P.S.: Norbert, you can leave your Quadro 2000 in the cupboard. :)

The list of reference results pointed to earlier says:

lin318 : 42029

If you are offering a Free Bug Fixing Service™, be prepared to attract many more programmers looking to have their bugs fixed :-)

At Stackoverflow the vast majority of questions related to CUDA now seem to be of the “my installation is broken” and “my code doesn’t work” variety. As a consequence I rarely look at those questions anymore. I see these forums heading down the same path …

Unfortunately I see it the same way. It was more fun a couple of years ago.

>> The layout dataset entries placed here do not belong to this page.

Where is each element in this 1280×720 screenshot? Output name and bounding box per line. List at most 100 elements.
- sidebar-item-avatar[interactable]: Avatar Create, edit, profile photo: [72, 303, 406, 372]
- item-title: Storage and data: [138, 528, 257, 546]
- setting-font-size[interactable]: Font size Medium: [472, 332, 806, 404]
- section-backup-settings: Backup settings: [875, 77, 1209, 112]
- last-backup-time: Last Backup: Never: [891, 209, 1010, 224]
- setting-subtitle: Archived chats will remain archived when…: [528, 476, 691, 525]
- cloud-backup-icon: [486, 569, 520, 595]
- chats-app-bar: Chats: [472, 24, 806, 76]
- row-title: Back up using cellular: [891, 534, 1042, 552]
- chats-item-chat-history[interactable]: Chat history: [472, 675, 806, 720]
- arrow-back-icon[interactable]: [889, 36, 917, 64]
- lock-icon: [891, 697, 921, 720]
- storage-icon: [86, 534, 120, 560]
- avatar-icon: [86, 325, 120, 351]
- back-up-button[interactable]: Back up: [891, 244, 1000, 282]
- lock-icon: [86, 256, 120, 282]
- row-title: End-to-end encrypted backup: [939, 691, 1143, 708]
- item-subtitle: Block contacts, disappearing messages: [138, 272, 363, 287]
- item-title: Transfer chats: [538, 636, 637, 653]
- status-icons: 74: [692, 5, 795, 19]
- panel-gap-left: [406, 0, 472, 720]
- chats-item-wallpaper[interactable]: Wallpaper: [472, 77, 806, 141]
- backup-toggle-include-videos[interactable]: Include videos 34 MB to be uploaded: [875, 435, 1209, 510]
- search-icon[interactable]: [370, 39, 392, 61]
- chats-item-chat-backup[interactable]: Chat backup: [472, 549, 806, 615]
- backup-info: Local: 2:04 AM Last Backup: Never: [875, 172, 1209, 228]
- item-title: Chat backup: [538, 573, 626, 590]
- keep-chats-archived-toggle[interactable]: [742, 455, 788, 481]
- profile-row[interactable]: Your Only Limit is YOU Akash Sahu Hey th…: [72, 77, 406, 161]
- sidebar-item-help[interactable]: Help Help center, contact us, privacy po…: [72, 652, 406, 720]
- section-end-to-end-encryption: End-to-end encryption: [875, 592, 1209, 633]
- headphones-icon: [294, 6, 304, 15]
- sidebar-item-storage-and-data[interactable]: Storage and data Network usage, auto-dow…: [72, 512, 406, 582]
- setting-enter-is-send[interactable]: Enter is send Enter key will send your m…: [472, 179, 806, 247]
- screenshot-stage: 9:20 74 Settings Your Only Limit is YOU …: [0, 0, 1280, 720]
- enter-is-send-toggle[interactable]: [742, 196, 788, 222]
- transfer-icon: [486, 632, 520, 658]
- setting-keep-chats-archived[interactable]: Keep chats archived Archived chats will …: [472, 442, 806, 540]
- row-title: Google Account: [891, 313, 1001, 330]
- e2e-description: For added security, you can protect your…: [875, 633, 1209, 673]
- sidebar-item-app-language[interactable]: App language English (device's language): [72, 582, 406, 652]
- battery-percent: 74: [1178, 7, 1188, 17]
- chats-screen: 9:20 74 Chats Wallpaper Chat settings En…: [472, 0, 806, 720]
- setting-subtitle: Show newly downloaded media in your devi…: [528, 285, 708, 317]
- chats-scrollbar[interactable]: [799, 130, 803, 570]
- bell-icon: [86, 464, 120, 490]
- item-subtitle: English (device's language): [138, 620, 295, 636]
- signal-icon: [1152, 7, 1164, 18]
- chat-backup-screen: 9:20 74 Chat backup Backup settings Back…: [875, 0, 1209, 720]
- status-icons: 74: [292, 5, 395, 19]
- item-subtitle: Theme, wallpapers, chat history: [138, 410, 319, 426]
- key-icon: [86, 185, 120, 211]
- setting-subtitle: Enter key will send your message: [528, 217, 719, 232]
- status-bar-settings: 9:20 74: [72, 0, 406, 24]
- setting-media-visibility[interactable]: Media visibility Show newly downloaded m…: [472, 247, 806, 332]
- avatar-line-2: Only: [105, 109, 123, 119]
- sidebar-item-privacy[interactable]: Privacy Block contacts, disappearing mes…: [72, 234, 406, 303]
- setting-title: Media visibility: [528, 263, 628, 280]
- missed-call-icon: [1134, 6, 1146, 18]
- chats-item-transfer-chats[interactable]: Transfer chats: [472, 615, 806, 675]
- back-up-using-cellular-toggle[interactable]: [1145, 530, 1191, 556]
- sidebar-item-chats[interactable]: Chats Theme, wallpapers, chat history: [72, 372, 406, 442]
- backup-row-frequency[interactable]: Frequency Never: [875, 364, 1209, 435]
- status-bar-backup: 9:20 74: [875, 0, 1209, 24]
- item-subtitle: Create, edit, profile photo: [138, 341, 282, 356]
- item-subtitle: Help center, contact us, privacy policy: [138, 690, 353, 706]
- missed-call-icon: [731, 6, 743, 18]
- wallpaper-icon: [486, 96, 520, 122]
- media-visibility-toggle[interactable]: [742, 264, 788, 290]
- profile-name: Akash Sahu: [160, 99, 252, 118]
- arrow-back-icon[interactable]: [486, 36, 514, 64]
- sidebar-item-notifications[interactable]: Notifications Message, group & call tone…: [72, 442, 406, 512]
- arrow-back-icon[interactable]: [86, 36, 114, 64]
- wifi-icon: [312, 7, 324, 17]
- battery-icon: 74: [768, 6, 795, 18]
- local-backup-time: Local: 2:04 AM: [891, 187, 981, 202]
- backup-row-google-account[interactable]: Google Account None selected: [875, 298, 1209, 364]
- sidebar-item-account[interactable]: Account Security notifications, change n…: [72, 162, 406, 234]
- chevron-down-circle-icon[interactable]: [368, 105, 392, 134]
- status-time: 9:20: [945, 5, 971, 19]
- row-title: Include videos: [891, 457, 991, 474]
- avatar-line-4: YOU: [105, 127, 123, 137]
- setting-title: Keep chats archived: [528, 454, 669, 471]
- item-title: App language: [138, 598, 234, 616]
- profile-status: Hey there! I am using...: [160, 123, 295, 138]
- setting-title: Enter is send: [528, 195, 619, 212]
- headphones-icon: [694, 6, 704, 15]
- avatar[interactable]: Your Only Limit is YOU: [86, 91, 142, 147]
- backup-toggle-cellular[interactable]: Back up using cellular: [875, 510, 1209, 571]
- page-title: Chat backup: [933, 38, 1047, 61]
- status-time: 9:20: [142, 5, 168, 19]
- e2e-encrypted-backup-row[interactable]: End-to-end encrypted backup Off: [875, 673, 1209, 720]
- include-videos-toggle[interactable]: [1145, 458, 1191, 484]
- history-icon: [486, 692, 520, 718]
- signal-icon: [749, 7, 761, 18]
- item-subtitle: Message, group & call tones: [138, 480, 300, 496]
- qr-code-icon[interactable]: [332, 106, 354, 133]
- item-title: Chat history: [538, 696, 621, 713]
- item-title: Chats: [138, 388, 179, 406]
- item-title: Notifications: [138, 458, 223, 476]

To be honest, I had originally passed over this post completely for not bothering to format the code (not even after your hint with detailed instructions). Only when I saw you putting in some effort and even offering to literally open up your computer, I had a look at the code.

I have to admit I have not tried to figure out how the algorithm is supposed to work. I have removed the original “racy” read of the minimal distance so far and replaced it with passing in the value at the time of the kernel launch. While that is one step to make the results reproducible, it might lead to better solutions being missed that otherwise may be found with a bit of luck.

P.S.: The Free Bug Fixing Service™ does not come with any guarantee of a specific service level, other than “at some times, there may or may not be some service that may or may not be helpful. In fact, it may even be unhelpful.”

Thanks to njuffa and tera for your valuable suggestion.I will thoroughly trace code with suggested things prior to ask any doubt.